The God of New

Twenty minutes felt like hours, both because of what happened between when my boots first crunched across the hardened day-old snow and when I returned into the fire-warmed lodge and because of my body’s adverse reaction to anything below sixty degrees.

I stood underneath the canopied expanse over Michigan, and the very big God who created it came near.

In between the tears that dropped, one by one off my cheek and onto my woolen mittens, I heard the movements of those around me — also considering this message. The dark sky created a hiding place for the hundreds of hearts in that field, first exposed to the God whose eyes had been fixed on them since before they were born. The curtain was pulled back and a new dawn offered, in the night.

I’d grown up in church. I believed in Jesus. I had my own Bible. I paid homage, year-after-year, to His death just before devouring scores of peanut butter filled chocolate eggs. Our big events revolved around His big events.

But the notion of His appeal for relationship, however many times I may have heard it before, was new this night.

And as my fifteen year-old frame, wrapped in layers of long-johns and down, considered Him, His unraveling began.

I met Him at the nexus of need and newness.

I sometimes wonder now if, when I walked back into the gathering place that night, I knew my life would never be the same again.

We were made for new.

And November 13, 1992 was just the beginning of hundreds, if not thousands of “new’s” my life would encounter.

The enemy of God is the enemy of new, whispering to our spirits that true safety is found in familiarity. True life — in just slightly modifying the old.

But we, who are made up of cells that regenerate, were designed by a God who required a nearness to Him in order to have our whole being made new. Every single part of us was to be made new.

So my teenage angst that faced the scrutiny of a Father’s eye, who couldn’t wait to  speak love into the veins of defeat that coursed through my self-consciousness called adolescence, was only just the beginning.

New marriage, Sara.

New view of your husband.

New alliances with those who could walk you through your dark valley.

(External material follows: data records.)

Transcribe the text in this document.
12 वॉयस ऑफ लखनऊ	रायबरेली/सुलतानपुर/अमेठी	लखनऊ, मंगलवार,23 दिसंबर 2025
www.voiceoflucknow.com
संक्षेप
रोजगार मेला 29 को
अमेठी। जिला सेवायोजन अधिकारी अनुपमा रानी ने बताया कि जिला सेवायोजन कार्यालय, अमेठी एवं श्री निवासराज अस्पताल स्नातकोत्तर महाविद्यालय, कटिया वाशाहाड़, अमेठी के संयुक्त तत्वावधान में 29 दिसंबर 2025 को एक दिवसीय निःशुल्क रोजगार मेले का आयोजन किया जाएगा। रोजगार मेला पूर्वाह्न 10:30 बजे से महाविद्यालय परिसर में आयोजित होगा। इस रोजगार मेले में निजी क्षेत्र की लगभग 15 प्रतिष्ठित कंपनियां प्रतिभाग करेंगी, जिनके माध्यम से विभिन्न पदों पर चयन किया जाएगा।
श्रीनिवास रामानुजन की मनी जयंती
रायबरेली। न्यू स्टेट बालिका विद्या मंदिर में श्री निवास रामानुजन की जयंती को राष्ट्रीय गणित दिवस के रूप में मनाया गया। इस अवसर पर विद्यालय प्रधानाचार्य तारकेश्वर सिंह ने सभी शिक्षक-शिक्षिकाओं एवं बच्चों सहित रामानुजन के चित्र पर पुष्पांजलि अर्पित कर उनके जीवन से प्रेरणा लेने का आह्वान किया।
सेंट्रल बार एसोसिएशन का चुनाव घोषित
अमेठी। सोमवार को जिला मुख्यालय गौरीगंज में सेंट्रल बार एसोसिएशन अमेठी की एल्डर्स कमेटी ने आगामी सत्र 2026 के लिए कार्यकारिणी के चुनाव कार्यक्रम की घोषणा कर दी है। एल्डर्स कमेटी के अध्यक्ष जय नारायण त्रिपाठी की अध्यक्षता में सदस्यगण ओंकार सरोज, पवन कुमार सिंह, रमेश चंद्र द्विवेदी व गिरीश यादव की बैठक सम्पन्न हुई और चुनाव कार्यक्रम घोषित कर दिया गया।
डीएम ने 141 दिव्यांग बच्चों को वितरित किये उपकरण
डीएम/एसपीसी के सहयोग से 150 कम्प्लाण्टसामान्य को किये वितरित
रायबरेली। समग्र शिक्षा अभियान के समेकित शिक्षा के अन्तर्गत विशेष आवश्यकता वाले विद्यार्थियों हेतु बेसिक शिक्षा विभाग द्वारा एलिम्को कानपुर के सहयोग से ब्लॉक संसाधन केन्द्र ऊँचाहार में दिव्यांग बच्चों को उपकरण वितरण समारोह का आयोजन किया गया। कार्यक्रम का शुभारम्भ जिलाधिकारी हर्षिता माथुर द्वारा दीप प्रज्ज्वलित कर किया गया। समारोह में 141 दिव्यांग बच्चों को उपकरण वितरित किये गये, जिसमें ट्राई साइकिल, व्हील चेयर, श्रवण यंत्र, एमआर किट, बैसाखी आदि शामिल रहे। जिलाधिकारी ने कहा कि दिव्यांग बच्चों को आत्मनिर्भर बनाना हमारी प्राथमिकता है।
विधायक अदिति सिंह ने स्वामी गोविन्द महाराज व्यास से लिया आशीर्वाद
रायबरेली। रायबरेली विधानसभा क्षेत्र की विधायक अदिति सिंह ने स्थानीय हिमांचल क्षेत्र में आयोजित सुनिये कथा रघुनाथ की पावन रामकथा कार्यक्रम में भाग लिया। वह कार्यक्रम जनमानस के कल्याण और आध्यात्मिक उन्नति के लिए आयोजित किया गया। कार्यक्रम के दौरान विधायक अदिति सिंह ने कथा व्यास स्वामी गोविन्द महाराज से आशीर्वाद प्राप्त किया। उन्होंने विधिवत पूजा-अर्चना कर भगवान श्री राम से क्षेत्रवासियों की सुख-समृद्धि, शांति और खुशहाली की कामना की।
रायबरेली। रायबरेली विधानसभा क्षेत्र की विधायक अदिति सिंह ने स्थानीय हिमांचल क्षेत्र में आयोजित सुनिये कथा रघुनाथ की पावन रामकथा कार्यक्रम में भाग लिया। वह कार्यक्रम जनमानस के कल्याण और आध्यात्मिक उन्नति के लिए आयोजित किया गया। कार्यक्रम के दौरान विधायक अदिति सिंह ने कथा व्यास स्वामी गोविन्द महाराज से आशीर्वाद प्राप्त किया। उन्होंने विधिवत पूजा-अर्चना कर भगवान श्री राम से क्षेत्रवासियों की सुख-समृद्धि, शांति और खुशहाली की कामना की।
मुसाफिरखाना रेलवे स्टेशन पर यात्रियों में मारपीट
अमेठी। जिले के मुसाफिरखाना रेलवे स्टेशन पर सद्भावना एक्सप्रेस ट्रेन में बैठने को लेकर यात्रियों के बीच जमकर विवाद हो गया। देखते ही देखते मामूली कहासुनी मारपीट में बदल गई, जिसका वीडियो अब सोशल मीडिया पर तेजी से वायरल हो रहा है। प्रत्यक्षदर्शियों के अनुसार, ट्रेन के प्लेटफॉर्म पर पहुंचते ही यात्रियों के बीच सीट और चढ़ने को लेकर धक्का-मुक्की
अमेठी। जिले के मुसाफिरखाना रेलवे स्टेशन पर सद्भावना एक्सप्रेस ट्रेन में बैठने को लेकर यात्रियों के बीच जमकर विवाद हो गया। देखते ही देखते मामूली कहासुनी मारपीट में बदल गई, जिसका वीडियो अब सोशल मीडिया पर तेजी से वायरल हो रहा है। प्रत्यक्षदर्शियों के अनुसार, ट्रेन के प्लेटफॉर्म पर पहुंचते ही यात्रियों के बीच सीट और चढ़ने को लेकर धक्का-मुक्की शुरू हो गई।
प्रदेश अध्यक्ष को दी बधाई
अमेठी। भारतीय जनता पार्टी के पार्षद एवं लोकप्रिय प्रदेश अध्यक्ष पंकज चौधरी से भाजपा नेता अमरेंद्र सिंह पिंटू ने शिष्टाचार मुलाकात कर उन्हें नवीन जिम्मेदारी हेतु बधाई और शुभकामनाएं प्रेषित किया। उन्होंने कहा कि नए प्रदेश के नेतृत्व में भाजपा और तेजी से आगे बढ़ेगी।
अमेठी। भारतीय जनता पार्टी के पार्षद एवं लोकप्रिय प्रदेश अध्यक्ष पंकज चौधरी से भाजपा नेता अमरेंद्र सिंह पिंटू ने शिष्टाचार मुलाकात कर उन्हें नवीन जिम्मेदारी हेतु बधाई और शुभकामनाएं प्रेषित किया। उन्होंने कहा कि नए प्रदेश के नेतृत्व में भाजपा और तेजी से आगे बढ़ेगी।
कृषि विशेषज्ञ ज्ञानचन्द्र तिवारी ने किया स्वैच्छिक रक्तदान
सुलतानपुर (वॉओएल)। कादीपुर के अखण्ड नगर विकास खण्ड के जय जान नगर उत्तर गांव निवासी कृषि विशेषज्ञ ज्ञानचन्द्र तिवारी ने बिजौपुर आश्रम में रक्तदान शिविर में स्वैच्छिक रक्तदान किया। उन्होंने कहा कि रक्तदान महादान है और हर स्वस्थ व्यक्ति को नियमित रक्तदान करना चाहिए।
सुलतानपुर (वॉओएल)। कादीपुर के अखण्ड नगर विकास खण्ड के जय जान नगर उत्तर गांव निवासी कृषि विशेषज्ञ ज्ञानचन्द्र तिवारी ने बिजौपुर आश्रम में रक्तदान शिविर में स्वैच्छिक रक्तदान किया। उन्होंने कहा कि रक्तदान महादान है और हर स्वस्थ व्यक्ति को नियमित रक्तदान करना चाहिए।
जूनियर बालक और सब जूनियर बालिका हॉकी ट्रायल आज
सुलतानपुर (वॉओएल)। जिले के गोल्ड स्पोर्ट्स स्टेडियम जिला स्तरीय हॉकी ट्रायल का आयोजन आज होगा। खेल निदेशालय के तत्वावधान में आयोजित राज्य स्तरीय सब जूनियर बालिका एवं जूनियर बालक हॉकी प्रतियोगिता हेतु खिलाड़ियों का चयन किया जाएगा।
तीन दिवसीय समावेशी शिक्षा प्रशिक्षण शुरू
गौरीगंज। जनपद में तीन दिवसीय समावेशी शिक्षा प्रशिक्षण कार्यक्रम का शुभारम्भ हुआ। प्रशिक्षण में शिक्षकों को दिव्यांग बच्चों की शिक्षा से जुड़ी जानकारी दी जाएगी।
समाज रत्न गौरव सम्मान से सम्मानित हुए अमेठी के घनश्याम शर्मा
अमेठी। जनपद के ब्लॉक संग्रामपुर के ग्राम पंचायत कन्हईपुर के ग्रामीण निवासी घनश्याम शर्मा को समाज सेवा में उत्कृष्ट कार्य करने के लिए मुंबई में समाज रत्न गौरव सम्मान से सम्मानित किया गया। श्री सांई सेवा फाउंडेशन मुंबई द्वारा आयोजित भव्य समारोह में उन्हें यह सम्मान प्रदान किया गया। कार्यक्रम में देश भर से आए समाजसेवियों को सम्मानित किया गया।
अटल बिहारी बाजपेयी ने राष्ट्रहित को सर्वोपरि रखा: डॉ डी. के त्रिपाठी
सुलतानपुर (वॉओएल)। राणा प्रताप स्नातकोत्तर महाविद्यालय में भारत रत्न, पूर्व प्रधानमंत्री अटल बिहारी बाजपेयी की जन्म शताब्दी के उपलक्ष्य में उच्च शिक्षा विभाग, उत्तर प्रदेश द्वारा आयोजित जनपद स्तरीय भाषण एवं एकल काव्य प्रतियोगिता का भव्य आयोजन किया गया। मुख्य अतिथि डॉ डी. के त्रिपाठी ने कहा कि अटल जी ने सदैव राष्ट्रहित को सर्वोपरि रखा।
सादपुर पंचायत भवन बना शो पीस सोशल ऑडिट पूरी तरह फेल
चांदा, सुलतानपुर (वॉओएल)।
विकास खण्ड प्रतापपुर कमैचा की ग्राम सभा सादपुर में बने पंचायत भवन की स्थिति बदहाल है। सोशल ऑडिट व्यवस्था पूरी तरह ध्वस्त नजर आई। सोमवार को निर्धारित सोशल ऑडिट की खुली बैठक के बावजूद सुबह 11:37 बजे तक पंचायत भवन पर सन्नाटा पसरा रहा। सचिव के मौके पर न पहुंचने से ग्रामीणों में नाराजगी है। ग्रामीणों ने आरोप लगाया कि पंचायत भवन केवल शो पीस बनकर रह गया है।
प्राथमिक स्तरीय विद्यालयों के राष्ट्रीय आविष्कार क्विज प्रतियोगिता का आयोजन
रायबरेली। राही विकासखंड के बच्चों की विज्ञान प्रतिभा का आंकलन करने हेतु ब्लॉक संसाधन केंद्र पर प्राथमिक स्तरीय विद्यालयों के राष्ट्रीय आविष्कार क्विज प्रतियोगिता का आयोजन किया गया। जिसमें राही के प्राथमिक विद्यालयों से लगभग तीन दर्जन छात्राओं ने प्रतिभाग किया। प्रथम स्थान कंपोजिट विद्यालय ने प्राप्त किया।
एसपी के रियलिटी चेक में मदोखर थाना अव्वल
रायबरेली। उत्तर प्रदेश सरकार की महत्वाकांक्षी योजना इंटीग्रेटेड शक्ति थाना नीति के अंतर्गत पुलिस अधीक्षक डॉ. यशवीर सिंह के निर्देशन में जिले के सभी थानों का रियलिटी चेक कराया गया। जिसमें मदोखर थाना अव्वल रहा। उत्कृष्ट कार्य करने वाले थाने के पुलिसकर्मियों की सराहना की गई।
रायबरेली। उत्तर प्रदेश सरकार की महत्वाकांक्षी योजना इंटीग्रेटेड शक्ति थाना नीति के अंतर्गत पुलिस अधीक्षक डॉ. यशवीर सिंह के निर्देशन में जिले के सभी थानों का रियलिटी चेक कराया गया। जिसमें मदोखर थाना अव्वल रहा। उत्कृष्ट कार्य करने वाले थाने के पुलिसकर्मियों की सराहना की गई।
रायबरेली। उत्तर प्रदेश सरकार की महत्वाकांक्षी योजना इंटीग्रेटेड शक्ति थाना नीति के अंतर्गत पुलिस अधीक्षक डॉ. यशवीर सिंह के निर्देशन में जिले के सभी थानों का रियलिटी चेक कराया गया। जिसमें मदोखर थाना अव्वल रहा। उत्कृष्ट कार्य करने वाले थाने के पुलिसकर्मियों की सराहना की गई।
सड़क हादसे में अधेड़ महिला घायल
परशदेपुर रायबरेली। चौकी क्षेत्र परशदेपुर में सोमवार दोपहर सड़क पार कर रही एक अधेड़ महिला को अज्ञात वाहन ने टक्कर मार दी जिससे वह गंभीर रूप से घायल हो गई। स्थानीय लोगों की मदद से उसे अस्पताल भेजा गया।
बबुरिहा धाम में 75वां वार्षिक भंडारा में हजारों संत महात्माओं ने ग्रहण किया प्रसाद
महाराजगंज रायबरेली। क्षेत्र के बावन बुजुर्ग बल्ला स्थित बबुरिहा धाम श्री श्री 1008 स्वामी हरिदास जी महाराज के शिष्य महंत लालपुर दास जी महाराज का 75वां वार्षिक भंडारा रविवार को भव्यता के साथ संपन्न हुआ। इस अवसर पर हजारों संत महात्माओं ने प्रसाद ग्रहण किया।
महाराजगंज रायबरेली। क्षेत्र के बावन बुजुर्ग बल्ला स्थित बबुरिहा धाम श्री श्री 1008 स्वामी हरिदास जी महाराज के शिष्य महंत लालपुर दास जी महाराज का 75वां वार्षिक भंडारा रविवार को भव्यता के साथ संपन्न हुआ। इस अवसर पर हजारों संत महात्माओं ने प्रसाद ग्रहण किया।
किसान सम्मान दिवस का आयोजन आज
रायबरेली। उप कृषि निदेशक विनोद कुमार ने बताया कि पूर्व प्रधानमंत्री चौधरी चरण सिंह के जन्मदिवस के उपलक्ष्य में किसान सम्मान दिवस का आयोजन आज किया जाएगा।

New perspective on your body.

New approach towards the middle-of-the-night fears you’re embarrassed to speak about in anything but hushed tones.

New hope for what everyone else may have written off.

New eyes for what impact really is.

New words to write.

New brush with the Father. Over and over again.

Not just one little testimony of a life once saved by the indwelling Jesus, but pages and pages and pages and pages of personal testimonies of the the Man who just can not stop changing me.

I wondered, the morning after the biggest decision of my life (a decision which matched the magnitude of what I should wear on the first day of school — a big deal for this high-schooler), if I would get bored with this God. Would my desire fade? Would this crush end?

And in the months and years ahead, when it was threatened, it was always because I stopped seeing Him as the God of new. He’s never boring; but I can be.

The God of new makes all things new.

And He calls me to settle for nothing less than His fingerprints on every area of my life.